スタートアップ育成、その後

経済金融コラム2024年4月8日

野村證券 フロンティア・リサーチ部 部長 大森 琢也

岸田政権は、「新しい資本主義」の実現に向けた取り組みの中で、2022年11月に『スタートアップ育成5か年計画』を打ち出した。これは、経団連が2022年3月に公表した『スタートアップ躍進ビジョン』に呼応するもので、官民一体となったスタートアップ育成計画である。育成計画の公表から1年超が経過した今、株式市場から見たスタートアップあるいはIPO市場の状況について触れたい。

2023年のIPO市場を振り返ると、IPO銘柄数は96銘柄と例年並みで着地した。ただし、株価推移については、日経平均株価が大幅に上昇した半面、IPO銘柄の株価は振るわなかった。特に、年央から東証グロース指数の大幅な調整が進んだ局面では、IPO Index(単純平均)は東証グロース指数を超える調整を見せた。その影響は、IPO銘柄の初値形成に顕著に表れた。初値が公開価格を下回った銘柄は、年前半の4銘柄(新規上場44銘柄)に対して、年後半は22銘柄(同52銘柄)に上った。一方で、各企業の事業概要に目を向けると、宇宙ベンチャーやインパクトスタートアップのIPOが実現するなど、新規性の高い企業のIPOがあった点は、変化の兆しが垣間見えたという点でポジティブに捉えたい。

ここからは、今後のスタートアップやIPO市場に、プラスの効果を与えうるであろう2つの事象についてまとめた。

第一に、特定投資家向け銘柄制度(J-Ships)を活用した資金調達の実現である。同制度は、2022年に日本証券業協会が新たに自主規制規則を制定・施行したことにより、特定投資家が未上場株式や投資信託に投資できるようにした制度である。未上場企業への投資家層が広がることで、スタートアップの事業開発の資金に厚みが増すことが期待される。従来、スタートアップへの資金提供は、VCやCVCによるリスクマネーが主であった。しかしながら、これらの既存の投資家ではスタートアップを支援するのにも限界があった。VCやCVCにはファンドの運用期間があり、またファンド毎に各スタートアップへの株式持分の枠が設定されていることもある。このような条件下において、特にレイトステージでの追加投資が必要な局面では、VCやCVCからは必要なだけの資金を供給できないケースが生じる。ディープテック等、研究開発型のスタートアップの場合、デスバレーと称される事業開発のレイトステージでは、数十億円~100億円を超える開発資金が必要となるものの、資金の出し手が薄い状況が課題視されてきた。新しいリスクマネーの出し手の登場は、スタートアップにとってもVCやCVC等の既存株主にとっても、願ってもない資金の担い手となろう。

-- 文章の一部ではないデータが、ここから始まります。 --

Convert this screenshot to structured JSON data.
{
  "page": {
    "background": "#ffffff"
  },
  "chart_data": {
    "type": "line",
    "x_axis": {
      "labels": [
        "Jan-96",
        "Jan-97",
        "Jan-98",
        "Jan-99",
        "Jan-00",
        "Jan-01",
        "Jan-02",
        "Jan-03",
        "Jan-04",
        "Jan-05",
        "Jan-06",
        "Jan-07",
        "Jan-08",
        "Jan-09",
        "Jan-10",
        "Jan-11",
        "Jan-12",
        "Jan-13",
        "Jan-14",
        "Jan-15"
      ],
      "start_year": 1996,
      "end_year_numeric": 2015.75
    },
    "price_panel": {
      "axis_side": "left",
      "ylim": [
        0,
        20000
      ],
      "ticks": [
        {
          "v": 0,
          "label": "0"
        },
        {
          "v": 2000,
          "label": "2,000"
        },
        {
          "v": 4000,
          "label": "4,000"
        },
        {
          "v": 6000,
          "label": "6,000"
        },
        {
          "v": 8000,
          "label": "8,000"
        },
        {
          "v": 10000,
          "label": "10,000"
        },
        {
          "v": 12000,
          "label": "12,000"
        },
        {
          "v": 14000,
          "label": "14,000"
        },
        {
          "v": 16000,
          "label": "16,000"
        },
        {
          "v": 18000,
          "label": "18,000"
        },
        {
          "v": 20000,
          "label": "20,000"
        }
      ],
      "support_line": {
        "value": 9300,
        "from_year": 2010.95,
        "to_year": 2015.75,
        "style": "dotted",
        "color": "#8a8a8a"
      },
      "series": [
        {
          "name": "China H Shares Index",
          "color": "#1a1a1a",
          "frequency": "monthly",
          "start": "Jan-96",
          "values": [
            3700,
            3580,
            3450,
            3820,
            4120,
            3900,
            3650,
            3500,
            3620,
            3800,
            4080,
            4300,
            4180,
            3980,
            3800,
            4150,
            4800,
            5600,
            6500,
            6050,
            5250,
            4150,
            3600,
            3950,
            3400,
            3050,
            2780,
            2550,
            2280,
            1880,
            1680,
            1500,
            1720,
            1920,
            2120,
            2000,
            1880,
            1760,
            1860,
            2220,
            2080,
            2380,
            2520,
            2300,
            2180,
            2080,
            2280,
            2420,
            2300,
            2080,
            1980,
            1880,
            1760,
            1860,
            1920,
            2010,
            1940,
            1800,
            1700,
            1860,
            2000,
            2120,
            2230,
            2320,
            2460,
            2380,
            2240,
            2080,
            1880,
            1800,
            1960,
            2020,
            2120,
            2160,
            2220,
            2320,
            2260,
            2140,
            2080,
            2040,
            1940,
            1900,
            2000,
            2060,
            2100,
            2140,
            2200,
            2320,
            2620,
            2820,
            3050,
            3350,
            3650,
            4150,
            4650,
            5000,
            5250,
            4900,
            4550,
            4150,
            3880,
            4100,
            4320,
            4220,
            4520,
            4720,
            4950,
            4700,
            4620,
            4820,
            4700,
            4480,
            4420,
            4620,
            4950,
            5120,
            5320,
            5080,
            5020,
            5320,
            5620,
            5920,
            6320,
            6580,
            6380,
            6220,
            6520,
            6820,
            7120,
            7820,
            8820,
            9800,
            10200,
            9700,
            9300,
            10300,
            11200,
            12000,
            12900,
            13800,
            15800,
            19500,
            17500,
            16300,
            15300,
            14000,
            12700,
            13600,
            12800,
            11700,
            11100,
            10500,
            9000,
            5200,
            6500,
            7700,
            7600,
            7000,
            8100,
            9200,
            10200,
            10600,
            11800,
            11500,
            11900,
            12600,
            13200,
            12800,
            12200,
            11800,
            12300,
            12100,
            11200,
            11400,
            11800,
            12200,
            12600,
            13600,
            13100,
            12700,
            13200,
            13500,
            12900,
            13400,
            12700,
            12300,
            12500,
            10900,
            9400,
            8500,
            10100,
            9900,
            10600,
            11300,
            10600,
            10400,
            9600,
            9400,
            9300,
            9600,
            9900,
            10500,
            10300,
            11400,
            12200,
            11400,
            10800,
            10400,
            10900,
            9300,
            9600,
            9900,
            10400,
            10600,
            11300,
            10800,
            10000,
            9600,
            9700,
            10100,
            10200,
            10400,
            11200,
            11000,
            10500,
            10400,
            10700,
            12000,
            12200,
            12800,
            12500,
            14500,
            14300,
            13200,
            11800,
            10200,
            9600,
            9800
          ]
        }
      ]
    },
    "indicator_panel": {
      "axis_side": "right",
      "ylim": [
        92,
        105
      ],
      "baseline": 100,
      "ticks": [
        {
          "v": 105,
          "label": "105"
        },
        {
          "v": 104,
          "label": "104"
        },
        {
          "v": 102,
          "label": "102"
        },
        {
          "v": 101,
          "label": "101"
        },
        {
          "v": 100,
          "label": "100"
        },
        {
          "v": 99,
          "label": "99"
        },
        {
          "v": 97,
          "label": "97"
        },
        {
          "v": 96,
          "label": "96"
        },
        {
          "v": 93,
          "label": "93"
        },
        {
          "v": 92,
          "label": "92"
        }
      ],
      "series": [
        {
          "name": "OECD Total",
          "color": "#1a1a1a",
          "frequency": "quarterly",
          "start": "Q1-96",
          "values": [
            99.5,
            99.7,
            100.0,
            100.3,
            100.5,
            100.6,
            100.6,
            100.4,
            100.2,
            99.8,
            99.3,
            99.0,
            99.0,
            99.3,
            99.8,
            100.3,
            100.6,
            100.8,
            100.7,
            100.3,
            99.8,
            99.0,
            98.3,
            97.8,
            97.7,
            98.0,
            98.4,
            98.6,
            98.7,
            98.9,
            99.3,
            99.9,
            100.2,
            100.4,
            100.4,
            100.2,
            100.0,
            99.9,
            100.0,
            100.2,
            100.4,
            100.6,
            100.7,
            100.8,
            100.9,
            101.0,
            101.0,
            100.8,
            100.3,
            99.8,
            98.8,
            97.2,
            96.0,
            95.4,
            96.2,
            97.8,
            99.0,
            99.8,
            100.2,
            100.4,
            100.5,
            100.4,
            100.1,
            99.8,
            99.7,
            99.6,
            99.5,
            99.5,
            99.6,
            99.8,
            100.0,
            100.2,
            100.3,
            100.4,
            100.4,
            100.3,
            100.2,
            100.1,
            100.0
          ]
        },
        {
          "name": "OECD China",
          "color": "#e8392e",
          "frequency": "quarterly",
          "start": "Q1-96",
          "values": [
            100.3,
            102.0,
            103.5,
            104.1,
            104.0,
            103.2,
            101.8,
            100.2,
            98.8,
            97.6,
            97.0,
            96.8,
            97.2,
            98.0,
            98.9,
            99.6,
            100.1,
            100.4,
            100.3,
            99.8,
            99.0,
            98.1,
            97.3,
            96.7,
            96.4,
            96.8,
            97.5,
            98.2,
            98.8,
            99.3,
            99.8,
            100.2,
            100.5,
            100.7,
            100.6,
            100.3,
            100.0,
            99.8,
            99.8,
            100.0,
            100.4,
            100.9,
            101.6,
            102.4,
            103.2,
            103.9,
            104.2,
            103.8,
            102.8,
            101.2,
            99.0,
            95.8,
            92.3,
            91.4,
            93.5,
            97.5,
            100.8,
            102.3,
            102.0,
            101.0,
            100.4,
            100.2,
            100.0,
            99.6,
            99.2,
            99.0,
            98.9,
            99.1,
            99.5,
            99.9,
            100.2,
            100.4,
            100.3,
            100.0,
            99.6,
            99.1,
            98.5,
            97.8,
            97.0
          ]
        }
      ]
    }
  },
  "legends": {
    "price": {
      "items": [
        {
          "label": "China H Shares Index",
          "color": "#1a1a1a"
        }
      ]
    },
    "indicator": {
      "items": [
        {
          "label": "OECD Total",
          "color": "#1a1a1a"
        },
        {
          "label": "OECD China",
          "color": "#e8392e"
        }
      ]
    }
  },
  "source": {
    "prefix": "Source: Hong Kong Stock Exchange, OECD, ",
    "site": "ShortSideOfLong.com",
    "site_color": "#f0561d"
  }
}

第二に、スイングバイIPOの実績である。2023年12月にyutori、2024年3月にソラコムがそれぞれスイングバイIPOを実現した。スイングバイIPOは、スタートアップがM&A等を経て、大手企業の傘下に入り、事業成長を進めた後でIPOすることを指す。yutoriはZOZO、ソラコムはKDDIの傘下で、事業開発を進めた後でIPOを実現した。いずれのケースでも共通しているのは、大手企業、創業者共に相応の株式所有を維持したままIPOを迎えていることである。日本のスタートアップが欧米のスタートアップの後塵を拝している理由の一つにM&Aイグジットの少なさが指摘されてきた。スイングバイIPOの事例が確認されたことで、大手企業によるスタートアップのM&A後の資本政策の選択肢が生まれたことは、スタートアップ、大手企業いずれにとってもポジティブに働き、大手企業によるスタートアップのM&Aが活性化することに期待したい。

上述した事象は、『スタートアップ育成5か年計画』の中で挙げられている『スタートアップへの投資額の増加』『オープンイノベーションの視点での事業会社によるスタートアップへの投資促進』『M&Aイグジット比率の改善』の課題へのソリューションの事例と捉えられる。日経平均株価が過去に類を見ない上昇局面を迎えた背景の1つに、新しい資本主義を実現するための政策実行があった。スタートアップ育成についても少しずつではあるが政策課題が解消し始めている。これからも官民一体となったスタートアップ支援を通じて、戦後日本で見られたような起業家精神やアニマルスピリットを取り戻し、日本の経済や社会構造の変革を前進させることに期待したい。